According to researchers at Unit 42, the initial malicious Docker image has been downloaded more than 10,000 times. Administrators can spot infections by looking for the presence of an image called gakeaws/nginx in the image build history. The hackers gained a foothold through unsecured Docker daemons, where a Docker image containing a Docker client tool used to communicate with other Docker hosts. This allowed the hackers access without any authentication or authorization.
Once the malicious Docker container is up and running, it downloads four different scripts and a list of vulnerable and infected hosts from one of its 15 C2 servers. It randomly picks three targets, installing the worm on the first target, stopping the miner installed on a second infected host, and starting the miner on a third, also already-infected, target. This procedure leads to a very random mining behavior since the malicious container does not start immediately. Essentially, the miner on every infected host is randomly controlled by all other infected hosts.
In a simulation using a potential victim pool of 2,000, researchers found that the worm can reach 70 percent of them in about an hour. Each miner is active 63 percent of the time and each mining period lasts for 250 seconds in the simulation. Researchers showed that there are an average of 900 active miners at any time in a compromised cluster of 1,400 hosts.
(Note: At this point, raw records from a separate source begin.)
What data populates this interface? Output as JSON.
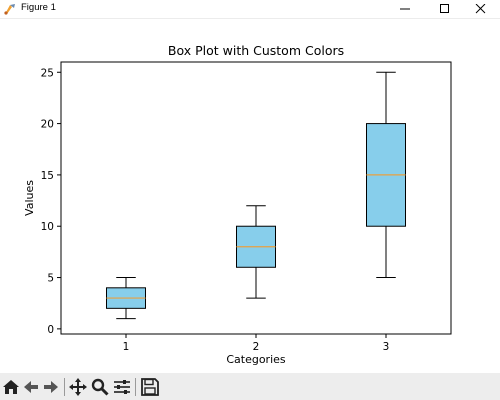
{
  "window": {
    "title": "Figure 1"
  },
  "toolbar": {
    "buttons": [
      "home-icon",
      "back-arrow-icon",
      "forward-arrow-icon",
      "pan-icon",
      "zoom-icon",
      "configure-subplots-icon",
      "save-icon"
    ]
  },
  "chart_data": {
    "type": "box",
    "title": "Box Plot with Custom Colors",
    "xlabel": "Categories",
    "ylabel": "Values",
    "categories": [
      "1",
      "2",
      "3"
    ],
    "ylim": [
      -0.5,
      26
    ],
    "yticks": [
      0,
      5,
      10,
      15,
      20,
      25
    ],
    "boxes": [
      {
        "category": "1",
        "whislo": 1,
        "q1": 2,
        "med": 3,
        "q3": 4,
        "whishi": 5
      },
      {
        "category": "2",
        "whislo": 3,
        "q1": 6,
        "med": 8,
        "q3": 10,
        "whishi": 12
      },
      {
        "category": "3",
        "whislo": 5,
        "q1": 10,
        "med": 15,
        "q3": 20,
        "whishi": 25
      }
    ],
    "colors": {
      "box_fill": "#87ceeb",
      "box_edge": "#000000",
      "median": "#e8a040",
      "whisker": "#000000"
    },
    "grid": false
  }
}
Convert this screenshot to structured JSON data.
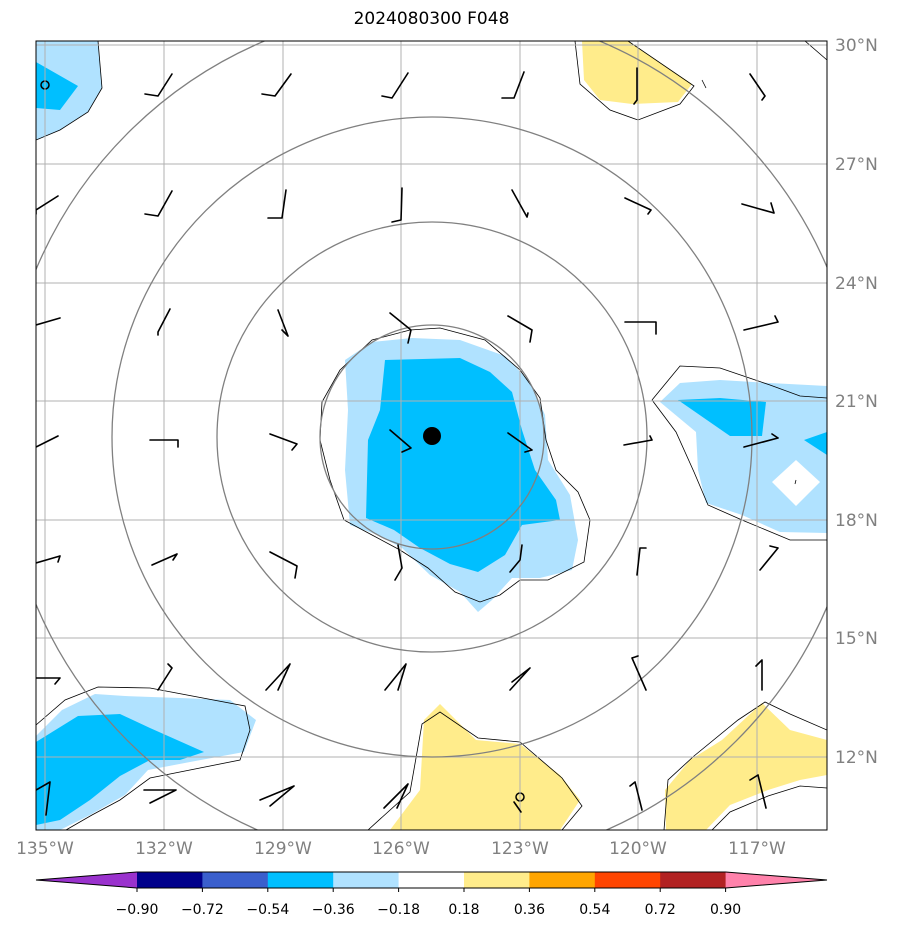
{
  "title": "2024080300 F048",
  "lat_labels": [
    "30°N",
    "27°N",
    "24°N",
    "21°N",
    "18°N",
    "15°N",
    "12°N"
  ],
  "lon_labels": [
    "135°W",
    "132°W",
    "129°W",
    "126°W",
    "123°W",
    "120°W",
    "117°W"
  ],
  "colorbar": {
    "tick_labels": [
      "−0.90",
      "−0.72",
      "−0.54",
      "−0.36",
      "−0.18",
      "0.18",
      "0.36",
      "0.54",
      "0.72",
      "0.90"
    ],
    "colors": [
      "#9a32cd",
      "#00008b",
      "#3a5fcd",
      "#00bfff",
      "#b0e2ff",
      "#ffffff",
      "#ffec8b",
      "#ffa500",
      "#ff4500",
      "#b22222",
      "#ff82ab"
    ]
  },
  "map": {
    "storm_center": {
      "lon": -125.7,
      "lat": 20.4
    },
    "colors": {
      "light_blue": "#b0e2ff",
      "blue": "#00bfff",
      "yellow": "#ffec8b",
      "grid": "#b0b0b0",
      "rings": "#808080"
    }
  }
}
Container technologies like Docker are targets for hackers since traditional security tools don't look inside to look for malicious code. Also, they can often be left unsecured and open to the internet. According to researchers, most containers ( including Kubernetes and Mesos ) suffer from poorly configured resources, lack of credentials and the use of non-secure protocols. As a result, hackers can remotely access the infrastructure to install, remove or encrypt any application that the company is running in the cloud. Securing your containers is important, but this type of attacks demonstrates that you can’t ignore the infrastructure supporting those containers either.